= Gaefalale Sebeso =

Motswana politician (1908–1992)

Gaefalale Gaolebale Sebeso (1908–1992) was a Motswana politician. He served as a member of National Assembly of Botswana from 1965 to 1989, representing Tswapong South and serving as deputy speaker for the duration of his tenure. He was a member of the Botswana Democratic Party.

== Biography ==
Gaefalale Gaolebale Sebeso was born in 1908. Prior to World War II, Sebeso served as the headmaster of Shoshong School. He declined to take an exemption during the war, and he served as a non-commissioned officer. After the war, he worked as a sub-African authority, first in Palapye in 1953 and in Mahalapye in 1964. Sebeso was one of the early members of the Botswana Democratic Party in the 1960s.
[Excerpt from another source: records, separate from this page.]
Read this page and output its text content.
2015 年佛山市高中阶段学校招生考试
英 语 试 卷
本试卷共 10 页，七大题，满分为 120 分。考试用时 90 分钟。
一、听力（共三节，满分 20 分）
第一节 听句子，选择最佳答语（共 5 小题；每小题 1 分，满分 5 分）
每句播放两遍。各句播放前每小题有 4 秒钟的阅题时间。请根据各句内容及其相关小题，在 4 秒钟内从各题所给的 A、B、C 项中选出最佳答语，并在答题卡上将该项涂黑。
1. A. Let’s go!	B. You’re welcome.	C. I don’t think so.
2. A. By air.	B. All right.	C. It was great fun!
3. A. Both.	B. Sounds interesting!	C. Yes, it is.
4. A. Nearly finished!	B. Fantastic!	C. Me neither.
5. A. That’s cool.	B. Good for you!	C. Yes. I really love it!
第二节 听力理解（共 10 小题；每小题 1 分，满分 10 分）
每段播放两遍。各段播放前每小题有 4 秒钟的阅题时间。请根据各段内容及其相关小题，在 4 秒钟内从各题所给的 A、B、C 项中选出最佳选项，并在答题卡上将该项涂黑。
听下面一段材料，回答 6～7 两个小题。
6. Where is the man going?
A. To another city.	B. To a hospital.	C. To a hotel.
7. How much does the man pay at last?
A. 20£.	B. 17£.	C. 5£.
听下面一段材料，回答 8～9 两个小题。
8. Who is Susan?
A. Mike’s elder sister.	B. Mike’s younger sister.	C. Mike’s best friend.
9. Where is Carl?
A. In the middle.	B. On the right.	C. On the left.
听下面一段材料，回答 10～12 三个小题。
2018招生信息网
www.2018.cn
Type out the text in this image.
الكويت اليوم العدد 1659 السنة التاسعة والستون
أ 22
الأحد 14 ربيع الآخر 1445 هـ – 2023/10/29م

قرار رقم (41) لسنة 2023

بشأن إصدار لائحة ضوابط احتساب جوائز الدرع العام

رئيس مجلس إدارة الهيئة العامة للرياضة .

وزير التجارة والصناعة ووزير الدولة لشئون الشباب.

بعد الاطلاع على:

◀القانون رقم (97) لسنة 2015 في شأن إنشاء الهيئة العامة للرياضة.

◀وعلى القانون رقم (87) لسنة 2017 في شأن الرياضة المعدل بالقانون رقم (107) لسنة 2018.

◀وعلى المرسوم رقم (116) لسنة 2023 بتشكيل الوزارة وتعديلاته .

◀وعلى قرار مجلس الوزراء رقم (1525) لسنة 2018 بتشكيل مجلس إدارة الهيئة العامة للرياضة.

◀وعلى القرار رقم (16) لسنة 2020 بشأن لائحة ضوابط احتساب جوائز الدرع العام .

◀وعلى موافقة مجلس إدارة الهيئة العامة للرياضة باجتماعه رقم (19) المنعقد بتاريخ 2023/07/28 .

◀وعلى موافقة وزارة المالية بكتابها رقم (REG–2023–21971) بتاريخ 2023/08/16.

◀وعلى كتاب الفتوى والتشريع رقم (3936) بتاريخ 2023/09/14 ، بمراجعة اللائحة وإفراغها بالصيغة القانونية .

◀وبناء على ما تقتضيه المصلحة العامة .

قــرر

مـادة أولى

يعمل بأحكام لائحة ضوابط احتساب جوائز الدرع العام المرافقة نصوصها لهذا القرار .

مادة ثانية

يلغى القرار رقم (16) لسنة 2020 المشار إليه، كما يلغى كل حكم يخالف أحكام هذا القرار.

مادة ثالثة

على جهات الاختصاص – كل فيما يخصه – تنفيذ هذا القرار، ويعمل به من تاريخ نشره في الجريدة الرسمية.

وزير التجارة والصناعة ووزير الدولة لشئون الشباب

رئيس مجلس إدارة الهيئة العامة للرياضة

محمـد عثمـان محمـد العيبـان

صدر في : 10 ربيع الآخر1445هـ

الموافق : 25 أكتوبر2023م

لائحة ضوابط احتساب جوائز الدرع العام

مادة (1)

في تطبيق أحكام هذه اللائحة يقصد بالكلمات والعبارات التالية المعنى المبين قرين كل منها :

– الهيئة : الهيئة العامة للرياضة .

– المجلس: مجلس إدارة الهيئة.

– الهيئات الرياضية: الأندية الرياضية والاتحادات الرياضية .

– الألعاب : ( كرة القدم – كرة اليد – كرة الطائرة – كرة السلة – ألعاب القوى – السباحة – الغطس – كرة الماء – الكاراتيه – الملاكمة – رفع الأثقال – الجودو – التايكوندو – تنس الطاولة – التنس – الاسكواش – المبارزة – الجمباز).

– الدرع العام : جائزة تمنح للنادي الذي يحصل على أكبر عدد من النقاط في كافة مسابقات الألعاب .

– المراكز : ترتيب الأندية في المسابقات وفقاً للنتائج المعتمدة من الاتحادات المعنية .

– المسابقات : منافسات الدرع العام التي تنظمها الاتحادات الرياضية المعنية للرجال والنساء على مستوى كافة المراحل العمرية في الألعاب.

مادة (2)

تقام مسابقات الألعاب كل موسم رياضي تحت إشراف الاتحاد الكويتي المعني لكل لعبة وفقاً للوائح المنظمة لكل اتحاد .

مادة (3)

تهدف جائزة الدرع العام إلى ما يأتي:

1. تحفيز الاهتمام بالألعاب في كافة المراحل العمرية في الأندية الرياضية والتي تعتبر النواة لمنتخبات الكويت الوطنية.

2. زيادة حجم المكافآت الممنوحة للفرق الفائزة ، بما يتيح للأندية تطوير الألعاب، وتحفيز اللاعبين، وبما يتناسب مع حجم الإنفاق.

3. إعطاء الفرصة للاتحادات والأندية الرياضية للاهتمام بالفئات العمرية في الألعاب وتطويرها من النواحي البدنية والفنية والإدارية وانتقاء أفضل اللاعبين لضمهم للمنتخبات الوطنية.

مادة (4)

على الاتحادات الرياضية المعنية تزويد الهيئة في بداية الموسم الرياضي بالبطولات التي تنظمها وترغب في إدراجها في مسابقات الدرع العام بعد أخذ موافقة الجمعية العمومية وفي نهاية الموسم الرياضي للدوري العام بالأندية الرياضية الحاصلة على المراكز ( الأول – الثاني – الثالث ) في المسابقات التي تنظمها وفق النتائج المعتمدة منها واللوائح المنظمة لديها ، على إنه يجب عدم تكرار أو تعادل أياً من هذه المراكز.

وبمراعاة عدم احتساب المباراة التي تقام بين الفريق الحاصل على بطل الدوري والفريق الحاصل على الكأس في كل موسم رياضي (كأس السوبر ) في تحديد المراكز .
He was elected to the 1st Parliament of Botswana to represent Tswapong South in 1965, where he was made deputy speaker. He supported a strong legislature independent from the presidency. He tabled a motion to strengthen the National Assembly of Botswana in 1988, arguing that it had "been relegated to the lower status of a minor department". The motion went unaddressed for fourteen years before a task force made its recommendations, which were then rejected by the executive. Sebeso retired from the National Assembly in 1989, and he died in 1992.